Last year, I interviewed my dad for an oral-history project about his time in the Navy during the Korean War. Dad told me a story I’d never heard before—a story that I wouldn’t be here without.
December 1950. Dad sat in the rear car of a train and watched the changing landscape through the window. He’d just finished boot camp at the Great Lakes naval station, in Illinois. Now he and the other young sailors were traveling to Newport, Rhode Island, to report for duty.
The train clacked against the rails, lulling the sailors into a midday nap.
But not Dad. His mind was lit up with the image of a beautiful girl with strawberry-blonde hair. Phyllis. Ever since their first date, over burgers and soda back in Pennsylvania—he was from Lewisburg, she was from Mifflinburg, and a friend had set them up—they’d been head over heels for each other.
Even after he joined the Navy and she went to nursing school in Philadelphia, they stayed in each other’s hearts. He yearned to see her once more before he shipped out—and he had a plan to make it happen.
Just a few hours earlier, he’d tracked a porter down at the train station in Illinois and made a special phone call to Pennsylvania. “Phyllis,” he said, “guess what? My train is passing through Philadelphia at five this evening. Come to the station. I have a surprise for you.”
The short call cost Dad nearly a week’s pay, but it was worth every penny. Phyllis promised she’d be there. Would she be able to make it to the station on time? Dad took a small box out of his pocket and opened it. Inside was a black lighter with a pink orchid painted on it. A Christmas present for Phyllis.
The closer the train got to Philadelphia, the harder it was for Dad to sit still. He skipped dinner and stepped out the back door of the train, where he’d have a better view of the platform. He clung to the railing and waited.
The whistle blew. The train lurched to a stop. The sailors were forbidden to disembark. Dad scanned the crowd. Where was she? Holiday travelers scurried about.
Just as the crowd thinned, another train stopped, on the other side of the platform. A new wave of travelers filled the platform once again. “Phyllis!” he yelled desperately. Had he missed his chance?
“All aboard!” the conductor called. Dad’s heart sank. He took one last look at the crowd. A flash of strawberryblonde hair. There she was! “Phyllis!” he cried. Just then, the train’s wheels began to turn. It was leaving the platform. The movement caught Phyllis’s attention. Her eyes locked with Dad’s.

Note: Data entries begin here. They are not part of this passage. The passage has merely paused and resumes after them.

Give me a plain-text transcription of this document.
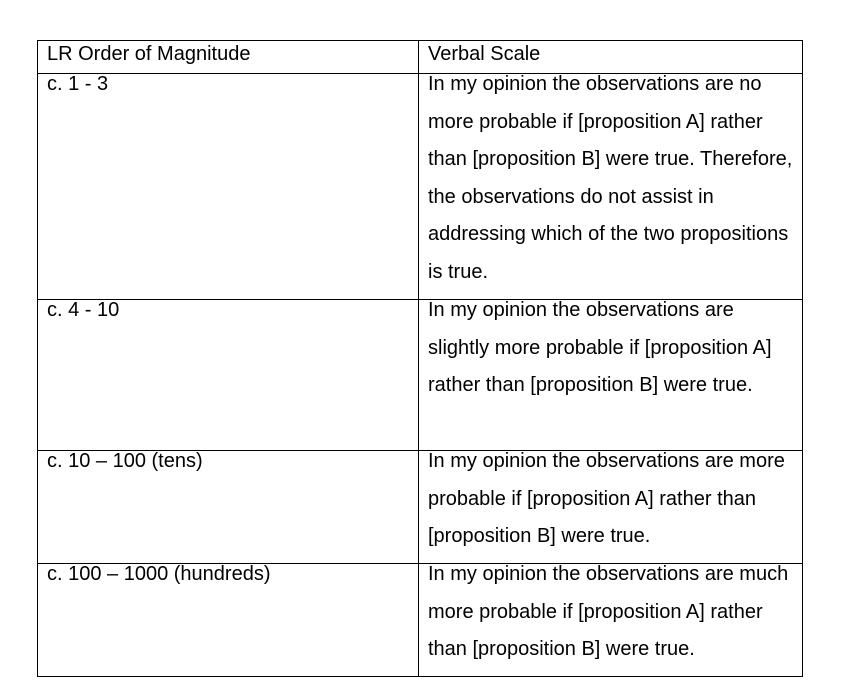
LR Order of Magnitude	Verbal Scale

c. 1 - 3	In my opinion the observations are no more probable if [proposition A] rather than [proposition B] were true. Therefore, the observations do not assist in addressing which of the two propositions is true.

c. 4 - 10	In my opinion the observations are slightly more probable if [proposition A] rather than [proposition B] were true.

c. 10 – 100 (tens)	In my opinion the observations are more probable if [proposition A] rather than [proposition B] were true.

c. 100 – 1000 (hundreds)	In my opinion the observations are much more probable if [proposition A] rather than [proposition B] were true.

Not a moment to spare. She darted through the crowd as the train picked up speed. Dad reached into his pocket and pulled out the little box. In one swooping motion, he lobbed it toward her. A tall stranger caught the box and turned toward Phyllis.

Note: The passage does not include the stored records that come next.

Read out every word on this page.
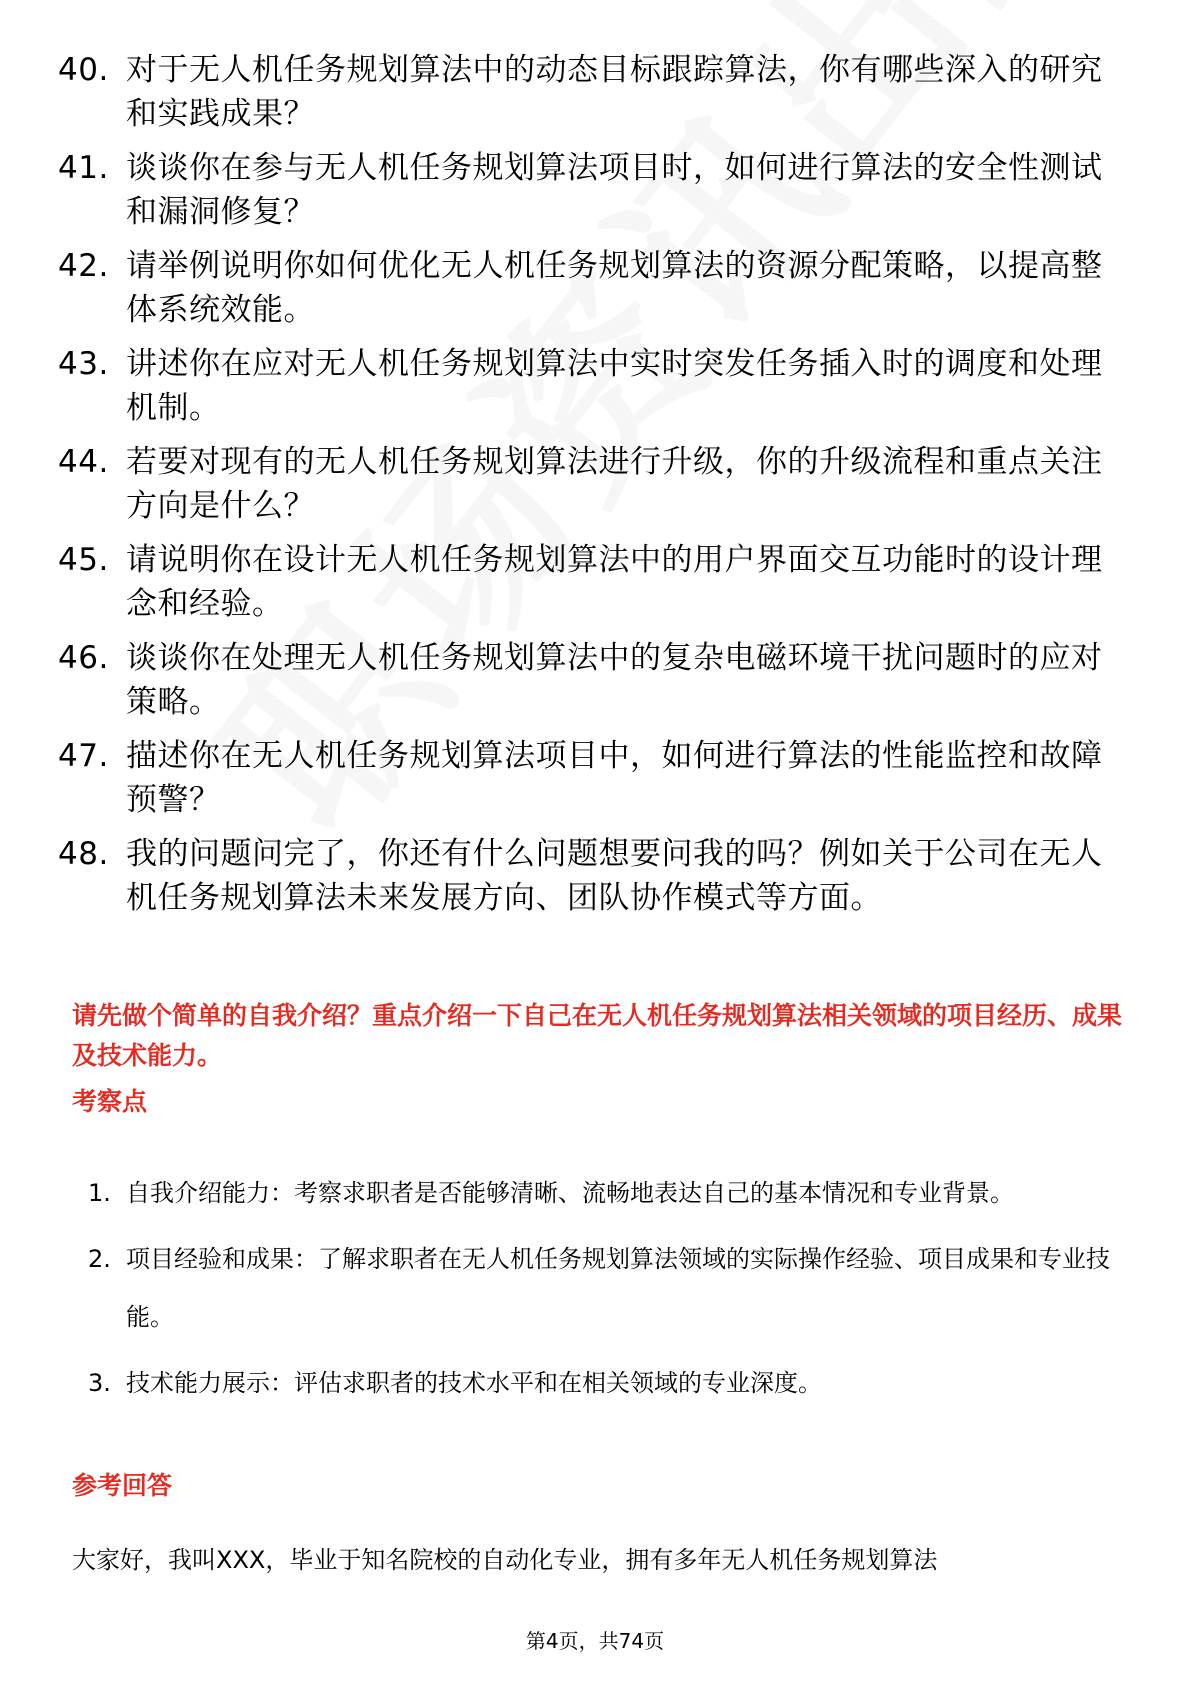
40. 对于无人机任务规划算法中的动态目标跟踪算法，你有哪些深入的研究和实践成果？
41. 谈谈你在参与无人机任务规划算法项目时，如何进行算法的安全性测试和漏洞修复？
42. 请举例说明你如何优化无人机任务规划算法的资源分配策略，以提高整体系统效能。
43. 讲述你在应对无人机任务规划算法中实时突发任务插入时的调度和处理机制。
44. 若要对现有的无人机任务规划算法进行升级，你的升级流程和重点关注方向是什么？
45. 请说明你在设计无人机任务规划算法中的用户界面交互功能时的设计理念和经验。
46. 谈谈你在处理无人机任务规划算法中的复杂电磁环境干扰问题时的应对策略。
47. 描述你在无人机任务规划算法项目中，如何进行算法的性能监控和故障预警？
48. 我的问题问完了，你还有什么问题想要问我的吗？例如关于公司在无人机任务规划算法未来发展方向、团队协作模式等方面。
请先做个简单的自我介绍？重点介绍一下自己在无人机任务规划算法相关领域的项目经历、成果及技术能力。
考察点
1. 自我介绍能力：考察求职者是否能够清晰、流畅地表达自己的基本情况和专业背景。
2. 项目经验和成果：了解求职者在无人机任务规划算法领域的实际操作经验、项目成果和专业技能。
3. 技术能力展示：评估求职者的技术水平和在相关领域的专业深度。
参考回答
大家好，我叫XXX，毕业于知名院校的自动化专业，拥有多年无人机任务规划算法
第4页，共74页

“I believe this is yours,” he said. It was quite the spectacle. The crowd on the platform erupted into applause. The two sweethearts blew kisses and waved goodbye as the train pulled out of the station.
Dad completed his mission. When he returned from duty six months later, he and Phyllis got engaged. They married and raised five daughters. I’m the youngest.
How had I never heard this story before? Mom and Dad’s real-life encounter at the train station in Philadelphia planted the seed of inspiration that grew into my fictional tale “Secondhand Miracle.”
Henry and Rose, the couple in the story, learn the most important Christmas lesson my parents taught me—that the greatest gift we can give each other is love.